A guisa di semplice verginella, la quale vaga di lieta ghirlanda cingersi il crine, non i più odorati, ma i più belli fiori va cogliendo, […] anzi che le api, le quali tal ora di amarissimi fiori si nutricano per fare il mele dolcissimo […] non altrimenti che lungo le strade aspre e petrose, acanti e viole […] la vista ci dilettano15.

Ce même jeu entre dépréciation et louanges de ses écrits se poursuit et s’enrichit de nouvelles comparaisons destinées à illustrer les concepts de stylistique énoncés :

Sì come in una cena di varii cibi magnifica e abondante, non tutti piacciono a tutte le persone16.

Les lamentations sur les critiques qui ne manqueront pas de s’abattre sur l’ouvrage respectent cette même alternance entre mea culpa et plaidoyer pro domo sua en introduisant toutefois une notion jusque-là absente, la définition, le choix, d’un public qui ne saurait être constitué par « de gli invidiosi, de gli ignoranti e de’ maligni »17, mais bien au contraire par des « uomini dotti e giudiziosi »18, par des « persone di dottrina e di giudizio »19 et des « ingegni di perfetto giudizio »20. Dans cette dédicace, le Tasse s’adresse donc non seulement à son protecteur, mais aussi et surtout à une élite. Les lecteurs semblent perçus comme des juges appelés à se prononcer sur la qualité de l’œuvre, car nombre de termes relatifs à l’appréciation, voire chargés de connotations morales comme « riprensione e biasmo »21, « giudizio », « loda » ou encore « difesa » parcourent ce passage.

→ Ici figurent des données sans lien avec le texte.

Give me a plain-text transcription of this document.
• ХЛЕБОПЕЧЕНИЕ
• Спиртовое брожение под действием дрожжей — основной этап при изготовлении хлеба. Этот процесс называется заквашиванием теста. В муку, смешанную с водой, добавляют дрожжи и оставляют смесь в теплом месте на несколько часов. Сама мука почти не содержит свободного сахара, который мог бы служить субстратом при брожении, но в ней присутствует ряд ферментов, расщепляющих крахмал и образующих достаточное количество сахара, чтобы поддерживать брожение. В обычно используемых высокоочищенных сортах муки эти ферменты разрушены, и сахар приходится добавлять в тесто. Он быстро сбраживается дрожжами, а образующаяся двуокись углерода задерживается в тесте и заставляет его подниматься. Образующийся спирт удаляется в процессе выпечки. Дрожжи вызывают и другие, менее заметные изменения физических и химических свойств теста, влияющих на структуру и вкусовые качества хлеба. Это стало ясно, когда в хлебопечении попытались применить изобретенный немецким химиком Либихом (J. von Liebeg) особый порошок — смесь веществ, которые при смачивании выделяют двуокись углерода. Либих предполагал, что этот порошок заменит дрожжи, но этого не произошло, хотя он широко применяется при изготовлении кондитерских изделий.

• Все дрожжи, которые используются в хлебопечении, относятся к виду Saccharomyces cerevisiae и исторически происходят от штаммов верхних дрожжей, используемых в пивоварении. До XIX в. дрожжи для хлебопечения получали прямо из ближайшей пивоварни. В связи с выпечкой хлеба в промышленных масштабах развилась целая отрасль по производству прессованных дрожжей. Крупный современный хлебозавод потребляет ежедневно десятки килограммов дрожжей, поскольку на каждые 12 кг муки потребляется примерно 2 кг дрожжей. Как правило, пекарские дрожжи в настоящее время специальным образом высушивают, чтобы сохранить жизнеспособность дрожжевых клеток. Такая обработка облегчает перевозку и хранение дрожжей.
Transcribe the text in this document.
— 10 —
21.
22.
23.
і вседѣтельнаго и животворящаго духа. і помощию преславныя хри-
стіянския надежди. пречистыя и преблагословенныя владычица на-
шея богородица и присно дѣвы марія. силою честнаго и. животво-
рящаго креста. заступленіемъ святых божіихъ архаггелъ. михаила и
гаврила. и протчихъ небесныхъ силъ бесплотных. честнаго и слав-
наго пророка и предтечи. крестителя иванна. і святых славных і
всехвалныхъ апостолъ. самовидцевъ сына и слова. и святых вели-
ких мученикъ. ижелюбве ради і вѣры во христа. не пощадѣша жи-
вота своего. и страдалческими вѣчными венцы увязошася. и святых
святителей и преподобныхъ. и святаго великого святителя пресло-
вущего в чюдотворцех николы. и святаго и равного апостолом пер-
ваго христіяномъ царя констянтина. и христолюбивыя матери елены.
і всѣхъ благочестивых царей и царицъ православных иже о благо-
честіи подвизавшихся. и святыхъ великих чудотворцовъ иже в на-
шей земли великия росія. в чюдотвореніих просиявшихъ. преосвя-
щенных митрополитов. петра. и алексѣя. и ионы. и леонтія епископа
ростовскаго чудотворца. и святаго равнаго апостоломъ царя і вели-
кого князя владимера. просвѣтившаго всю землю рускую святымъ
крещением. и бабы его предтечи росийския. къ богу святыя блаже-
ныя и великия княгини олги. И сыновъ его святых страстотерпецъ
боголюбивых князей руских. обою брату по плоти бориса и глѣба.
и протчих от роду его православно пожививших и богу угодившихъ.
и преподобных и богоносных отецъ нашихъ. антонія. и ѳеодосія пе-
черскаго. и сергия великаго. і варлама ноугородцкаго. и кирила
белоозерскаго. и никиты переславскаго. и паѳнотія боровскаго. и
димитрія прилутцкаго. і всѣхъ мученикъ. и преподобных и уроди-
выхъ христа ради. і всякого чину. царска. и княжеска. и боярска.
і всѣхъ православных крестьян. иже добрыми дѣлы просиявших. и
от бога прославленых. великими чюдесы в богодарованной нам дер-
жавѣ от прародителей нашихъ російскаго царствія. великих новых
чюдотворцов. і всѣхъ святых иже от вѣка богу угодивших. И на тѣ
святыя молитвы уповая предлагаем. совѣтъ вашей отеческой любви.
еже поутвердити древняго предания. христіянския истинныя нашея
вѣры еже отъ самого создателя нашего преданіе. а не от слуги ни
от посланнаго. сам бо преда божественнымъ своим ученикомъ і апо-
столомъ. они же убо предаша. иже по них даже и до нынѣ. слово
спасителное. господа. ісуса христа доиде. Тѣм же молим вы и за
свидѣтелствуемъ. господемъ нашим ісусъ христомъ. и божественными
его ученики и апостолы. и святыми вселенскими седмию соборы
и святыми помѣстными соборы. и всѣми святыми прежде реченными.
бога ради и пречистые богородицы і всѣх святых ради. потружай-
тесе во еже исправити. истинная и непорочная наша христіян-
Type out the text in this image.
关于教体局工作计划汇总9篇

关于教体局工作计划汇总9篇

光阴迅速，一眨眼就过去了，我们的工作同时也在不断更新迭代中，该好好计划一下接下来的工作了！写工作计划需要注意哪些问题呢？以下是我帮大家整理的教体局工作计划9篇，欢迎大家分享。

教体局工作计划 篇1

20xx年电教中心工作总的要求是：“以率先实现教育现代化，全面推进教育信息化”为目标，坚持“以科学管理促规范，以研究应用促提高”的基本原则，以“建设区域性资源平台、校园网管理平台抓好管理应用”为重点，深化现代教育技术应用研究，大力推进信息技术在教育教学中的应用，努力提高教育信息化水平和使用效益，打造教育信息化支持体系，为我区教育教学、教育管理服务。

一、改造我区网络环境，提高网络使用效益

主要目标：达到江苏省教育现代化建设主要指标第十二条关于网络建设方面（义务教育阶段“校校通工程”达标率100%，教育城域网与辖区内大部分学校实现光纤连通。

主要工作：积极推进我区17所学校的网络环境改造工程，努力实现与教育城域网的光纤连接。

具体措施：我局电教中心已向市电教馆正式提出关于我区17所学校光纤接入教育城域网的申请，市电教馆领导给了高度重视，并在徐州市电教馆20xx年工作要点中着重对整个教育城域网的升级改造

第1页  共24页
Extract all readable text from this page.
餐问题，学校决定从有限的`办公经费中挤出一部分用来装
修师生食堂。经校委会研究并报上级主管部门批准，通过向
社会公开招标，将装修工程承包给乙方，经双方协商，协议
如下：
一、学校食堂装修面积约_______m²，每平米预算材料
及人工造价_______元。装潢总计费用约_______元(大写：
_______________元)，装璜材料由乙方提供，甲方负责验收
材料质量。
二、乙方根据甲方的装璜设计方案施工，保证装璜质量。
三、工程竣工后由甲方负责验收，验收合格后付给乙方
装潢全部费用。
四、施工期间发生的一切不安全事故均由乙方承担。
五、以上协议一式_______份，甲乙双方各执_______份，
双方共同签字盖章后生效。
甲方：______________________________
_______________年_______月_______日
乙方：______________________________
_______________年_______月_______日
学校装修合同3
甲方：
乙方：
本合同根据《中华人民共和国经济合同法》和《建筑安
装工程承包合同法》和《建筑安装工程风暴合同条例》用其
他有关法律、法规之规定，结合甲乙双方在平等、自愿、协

Une telle exposition de stratégie communicative, de maîtrise stylistique, se conclut par un « come si sia »22 qui prélude à un retour aux prémices de l’argumentation, à savoir l’obéissance à son mécène qui, à l’instar de l’évêque d’Arras, autre dédicataire du recueil, le protègera de « l’universale censura de lettori »23. À l’analyse, ce texte d’hommage au prince – orné par tout un réseau de métaphores et fondé sur une véritable oscillation entre une autodévalorisation24 et une nette conscience de la valeur littéraire de l’œuvre qu’il précède – contient donc surtout, outre plusieurs déclarations d’assujettissement, une demande de protection contre les critiques qui ne manqueront pas de s’abattre sur l’ouvrage.

À la nuance près, tous ces éléments sont plutôt traditionnels et tendent à formaliser le rapport existant entre un mécène et un écrivain. En revanche, l’ambiguïté presque constante de la dédicace la différencie des autres lettres ; quant à l’humilité affichée, elle est de rigueur et relève de la topique la plus élémentaire si, à plusieurs reprises, le secrétaire laisse çà et là percer son ambition d’échapper à l’emprise du temps par le biais de ses écrits :

E […] vi soggiungo che, una gran parte del tempo in sentir quegli antichi […] che ragionano delle scienze, mi giova di consumare; un’altra in iscrivere, procurando (se fatto mi verrà) di tormi con gli inchiostri della mano della morte e allargandomi questo stretto e breve termine della nostra età, di vivere negli altri secoli25

Véritable manifeste de captatio benevolentiæ, destiné autant à s’attirer la bienveillance de l’aristocrate napolitain qu’à influencer un futur lectorat par la rédaction d’un autoportrait aussi humble qu’élogieux, ce texte est étayé par des évocations des plus grands hommes de lettres de l’Antiquité en accumulant les citations (de Cicéron, de Platon, des Stoïciens) dans une prose qui tranche sur les écrits rapides et concis du début du recueil et s’ouvre à un goût baroque d’images et de figures26 que l’on retrouvera surtout après les années 1525-152827. Cela autorise à penser que cette dédicace a peut-être été composée un peu avant la publication comme le suggère la datation proposée (1547). Sa position initiale lui confère une importance toute particulière, puisqu’il s’agit d’un des premiers textes qui est présenté aux lecteurs. Or, au moment où le recueil est mis sous presse, les tumultes napolitains ont déjà eu lieu et le secrétaire traverse une période troublée. Son ouvrage se doit pour lors d’obéir à l’impératif autopromotionnel d’un courtisan qui partage la fortune déjà vacillante de son mécène. Cette partie d’un paratexte particulièrement consistant est donc expressément conçue dans le but de mettre en valeur ses talents stylistiques, d’expliciter la finalité apparente du recueil – manuel de modus scribendi – mais aussi, vraisemblablement, de façon plus implicite, dans celui de contribuer à une opération d’amélioration de son image sur la scène du monde.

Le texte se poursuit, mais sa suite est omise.